GD: And I should say you’re, I guess, kind of used to being in a production with lots of moving parts because I’ve had the pleasure of seeing you on Broadway recently. You’ve had a pretty steady period of going back and forth between film or TV work and Broadway. You just won your first Tony Award two years ago for “The Band’s Visit.” Is that sort of the ideal situation for you to be able to oscillate between stage and screen often like that? 

TS: For me, it is. I can’t speak for everyone, but for me, it’s when I feel the most healthy in many ways, mentally and creatively, I guess. There have been periods, for example, when I first moved out to Los Angeles after having lived in New York and done primarily theater for lots of years. First going out to Los Angeles, then I sort of got into TV work, which was great, too. But I woke up one day and realized, “Oh, my God, I’ve been working, but I haven’t done a play in maybe nine years or something, seven or eight years.” And I just felt like something was out of balance and then when I did go back to do a play, finally, oh, my God, I just felt centered again. So for me, moving from one to the other is a great thing and I really hope that I’ll be able to continue that. I mean, obviously, we don’t know when theater is coming back, but we’re all hopeful that we’ll be able to get to it. 

GD: And I should say too, some people who watch the Tonys were surprised it took you that long to get a Tony Award for “The Band’s Visit” because you had such great performances before. But you also have a great track record at the Emmys from “Monk” and “Mrs. Maisel,” winning four out of 11 nominations and also, our readers nominated you for the Gold Derby Award again this year. So you have that as well. If you look back at your first win for “Monk,” how does the most recent win for “Mrs. Maisel” compare? How do those two experiences compare when you look back at your first experience at the Emmys?

TS: Oh boy, yeah.
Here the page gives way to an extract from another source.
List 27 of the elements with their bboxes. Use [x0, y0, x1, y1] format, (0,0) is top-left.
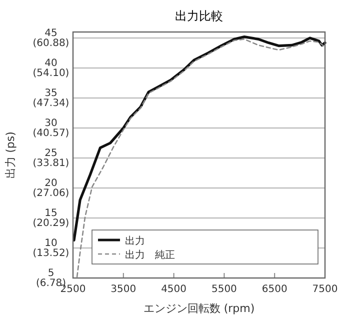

Well, in the sense that they both seemed so unlikely, I guess the first time, when we were in the early days of “Monk,” we were like a little basic cable show. That’s how we felt and kind of like the little engine that could and I was up against heavy, heavy hitters on major network shows. That was way prior to a lot of streaming things but network and premium cable shows, they were the heavy hitters. So that’s why it just felt somewhat unlikely. And then cutting to the last one last year, you just feel like, “OK, well there’s my time. ‘Monk’ was kind of my time in the sun, so to speak and that’s great and then that ends and then it’s someone else’s time and that’s fine.” But then to come around again and get it last year, it was kind of better in a way, because you just feel like, “Oh, I’m still in the game,” and it’s a different character and different challenges with this character, and so, to answer your question in short, it never gets old.